Il a ainsi instauré la possibilité pour les communes de s’associer pour continuer d’exercer en commun ces dernières compétences, à l’échelon des territoires. L’idée, comme cela a été souligné en séance publique, était de privilégier une répartition des compétences du bas vers le haut afin d’éviter un effet de « yoyo ».

L’Assemblée nationale a préféré revenir à un système de fusion-absorption des EPCI existants au sein de la métropole. Les compétences non métropolitaines de ceux-ci sont transférées à la métropole et exercées par les conseils de territoire durant un délai de deux ans.

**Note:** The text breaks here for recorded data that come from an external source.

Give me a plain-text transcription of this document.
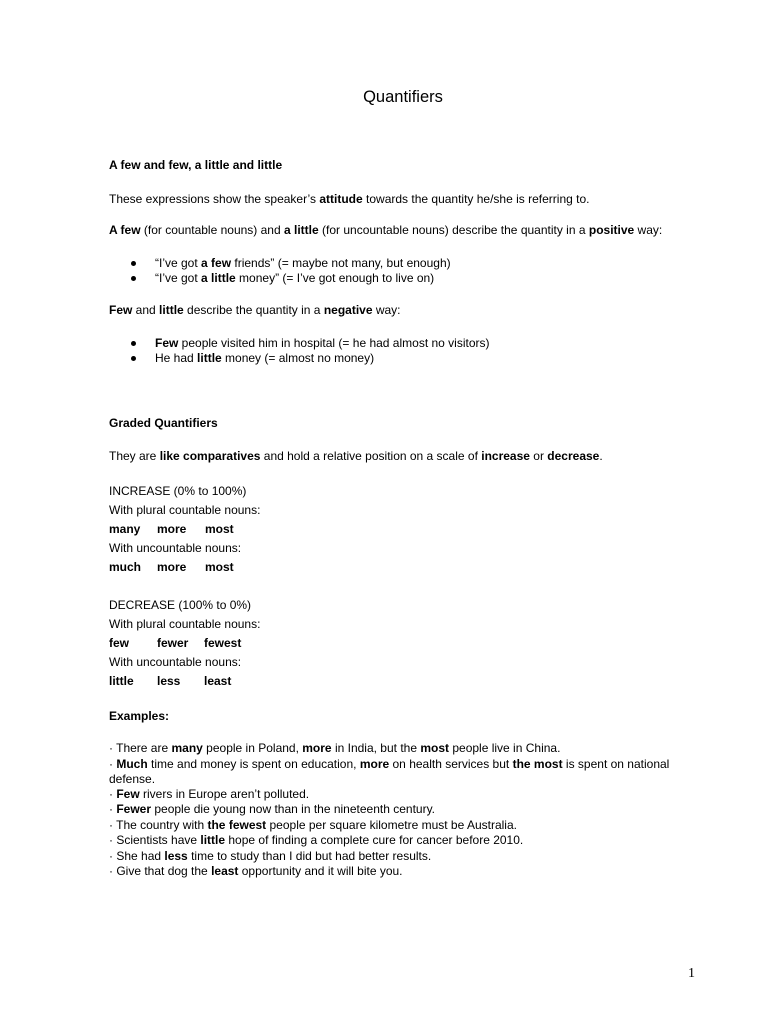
Quantifiers
A few and few, a little and little
These expressions show the speaker’s attitude towards the quantity he/she is referring to.
A few (for countable nouns) and a little (for uncountable nouns) describe the quantity in a positive way:
“I’ve got a few friends” (= maybe not many, but enough)
“I’ve got a little money” (= I’ve got enough to live on)
Few and little describe the quantity in a negative way:
Few people visited him in hospital (= he had almost no visitors)
He had little money (= almost no money)
Graded Quantifiers
They are like comparatives and hold a relative position on a scale of increase or decrease.
INCREASE (0% to 100%)
With plural countable nouns:
many more most
With uncountable nouns:
much more most
DECREASE (100% to 0%)
With plural countable nouns:
few fewer fewest
With uncountable nouns:
little less least
Examples:
· There are many people in Poland, more in India, but the most people live in China.
· Much time and money is spent on education, more on health services but the most is spent on national
defense.
· Few rivers in Europe aren’t polluted.
· Fewer people die young now than in the nineteenth century.
· The country with the fewest people per square kilometre must be Australia.
· Scientists have little hope of finding a complete cure for cancer before 2010.
· She had less time to study than I did but had better results.
· Give that dog the least opportunity and it will bite you.
1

À l’expiration de ce délai, si elles n’ont pas été restituées aux communes, elles le seront de droit, sauf délibération contraire du conseil de la métropole.

Il convient de souligner que l’Assemblée nationale a poursuivi la réflexion engagée par le Sénat sur l’autonomie de gestion des conseils de territoire. D’une part, les députés ont permis aux communes d’un même territoire d’exercer en commun les compétences restituées selon différentes modalités que nous avions nous-mêmes envisagées : la convention, l’entente, le syndicat. D’autre part, ils ont permis que puissent être étudiées la répartition et la prise en charge des financements correspondant à ces compétences au travers d’un pacte fiscal et financier entre la métropole et les territoires.

Après de longs et riches débats, la commission mixte paritaire a adopté le texte issu des travaux de l’Assemblée nationale à quelques précisions près.

Notons que, sur l’initiative du Sénat, le texte intègre désormais – ce qui n’est pas neutre – des dispositions relatives aux personnels, l’article 12 bis précisant même les conditions de transfert des personnels de la ville de Paris à la métropole du Grand Paris.

De plus, nous avons supprimé l’article 14 du projet de loi qui prévoyait le principe d’un fonds de solidarité pour les départements d’Île-de-France, par cohérence avec l’article 73 bis du projet de loi de finances pour 2014, qui crée ce fonds.

Enfin, l’article 10 permettra de concrétiser en grande couronne l’avènement d’EPCI de taille suffisamment importante – 200 000 habitants –, à même de dialoguer avec la métropole de Paris, tout en reconnaissant – c’était un point fort de la position du Sénat – un pouvoir de dérogation afin de permettre une adaptation des périmètres au contexte local.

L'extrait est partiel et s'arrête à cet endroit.